The foregoing is merely an alternative embodiment of the present disclosure, and is not intended to limit the present disclosure, and various modifications and variations will be apparent to those skilled in the art. Any modifications, equivalent substitutions, improvements, etc. that fall within the spirit and principles of the present disclosure are intended to be included within the scope of the present disclosure.
Claims (10)
1. A unidirectional impact waveguide comprising: a front end assembly and an operating assembly,
it is characterized in that the method comprises the steps of,
the front end assembly is extendable into a vessel lumen and comprises an outer layer and an inner assembly connected to the outer layer at a distal end of the front end assembly and forming a chamber therebetween capable of containing a conductive solution;
the front end assembly further comprising a first electrode disposed around the inner assembly and a second electrode configured around the first electrode, the first electrode and the second electrode each being between the outer layer and the inner assembly, wherein the first electrode and the second electrode are electrically connected to a first electrode wire and a second electrode wire, respectively, the first electrode and the second electrode forming a gap at a distal end, the second electrode extending in an axial direction of the catheter toward the distal end and forming a guiding structure,
the operating assembly is configured to be coupled to the front end assembly via a connecting tube.
2. The catheter of claim 1, wherein the outer layer comprises an expandable balloon.
3. The catheter of claim 1, wherein a first insulating protective layer is disposed between the first electrode and the second electrode.

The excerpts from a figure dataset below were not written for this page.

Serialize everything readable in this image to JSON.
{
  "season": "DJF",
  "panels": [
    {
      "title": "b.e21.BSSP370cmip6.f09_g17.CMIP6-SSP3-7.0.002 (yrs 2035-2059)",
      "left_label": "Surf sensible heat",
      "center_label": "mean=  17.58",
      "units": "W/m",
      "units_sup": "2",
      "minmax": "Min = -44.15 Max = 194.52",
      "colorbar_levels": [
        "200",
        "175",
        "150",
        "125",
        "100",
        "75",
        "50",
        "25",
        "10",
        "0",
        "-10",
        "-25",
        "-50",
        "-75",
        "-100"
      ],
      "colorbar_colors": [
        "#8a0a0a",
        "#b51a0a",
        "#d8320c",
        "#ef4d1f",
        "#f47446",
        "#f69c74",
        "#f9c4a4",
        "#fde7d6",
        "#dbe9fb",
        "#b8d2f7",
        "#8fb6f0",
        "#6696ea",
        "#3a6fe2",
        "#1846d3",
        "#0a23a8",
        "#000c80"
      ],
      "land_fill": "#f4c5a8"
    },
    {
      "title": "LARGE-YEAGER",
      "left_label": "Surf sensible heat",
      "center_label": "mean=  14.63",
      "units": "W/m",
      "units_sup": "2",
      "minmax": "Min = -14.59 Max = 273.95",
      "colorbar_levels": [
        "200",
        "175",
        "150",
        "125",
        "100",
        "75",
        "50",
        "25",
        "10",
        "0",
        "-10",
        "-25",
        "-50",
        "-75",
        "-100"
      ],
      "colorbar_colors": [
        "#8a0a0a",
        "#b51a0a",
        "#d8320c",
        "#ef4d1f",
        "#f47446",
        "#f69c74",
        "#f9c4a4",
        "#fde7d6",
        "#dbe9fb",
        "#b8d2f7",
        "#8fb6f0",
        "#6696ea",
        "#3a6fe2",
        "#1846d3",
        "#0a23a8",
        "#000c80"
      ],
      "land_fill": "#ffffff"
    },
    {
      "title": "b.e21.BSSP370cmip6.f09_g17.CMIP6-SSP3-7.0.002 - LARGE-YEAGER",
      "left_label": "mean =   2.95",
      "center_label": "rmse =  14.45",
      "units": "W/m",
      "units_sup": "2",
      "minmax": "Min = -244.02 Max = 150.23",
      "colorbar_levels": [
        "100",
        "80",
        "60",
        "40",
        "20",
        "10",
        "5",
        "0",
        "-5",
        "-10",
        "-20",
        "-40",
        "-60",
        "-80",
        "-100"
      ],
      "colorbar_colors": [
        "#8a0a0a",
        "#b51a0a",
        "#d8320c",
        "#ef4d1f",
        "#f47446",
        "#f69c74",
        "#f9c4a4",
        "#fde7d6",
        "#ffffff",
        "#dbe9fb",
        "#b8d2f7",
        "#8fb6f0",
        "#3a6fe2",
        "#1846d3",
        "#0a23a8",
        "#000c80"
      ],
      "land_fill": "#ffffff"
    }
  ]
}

4. Catheter as claimed in claim 1, characterized in that the outer surface of the second electrode is provided with a second insulating protective layer.
5. The catheter of claim 1, wherein the inner assembly is configured as a double-layered inner tube distally connected to the outer layer.
6. The catheter of claim 5, wherein the double-layered inner tube is configured as a tube having a lumen configured to receive a guidewire.
7. The catheter of claim 5, wherein the double-layered inner tube is configured to extend from a distal end all the way to a proximal end of the catheter and to communicate with a proximal handle infusion channel.
8. The catheter of claim 1, wherein the second electrode is configured to expand distally along the axial direction of the catheter and form a guiding structure, wherein the second electrode is configured to surround the tubular structure of the inner assembly, and wherein the second electrode expands distally along the axial direction of the catheter to form an open structure.
9. The catheter of any one of claims 1-8, wherein the second electrode comprises a first tubular section and a second tubular section, the first tubular section and the second tubular section being continuously connected, and the second tubular section extending to a diameter at an outermost edge that is 1.2-3 times a diameter of the second tubular section adjacent the first tubular section.
10. The catheter of claim 9, wherein the wall of the flared side of the second tubular section of the second electrode forms an obtuse angle with the wall of the first tubular section, the obtuse angle being greater than 120 ° and less than 170 °.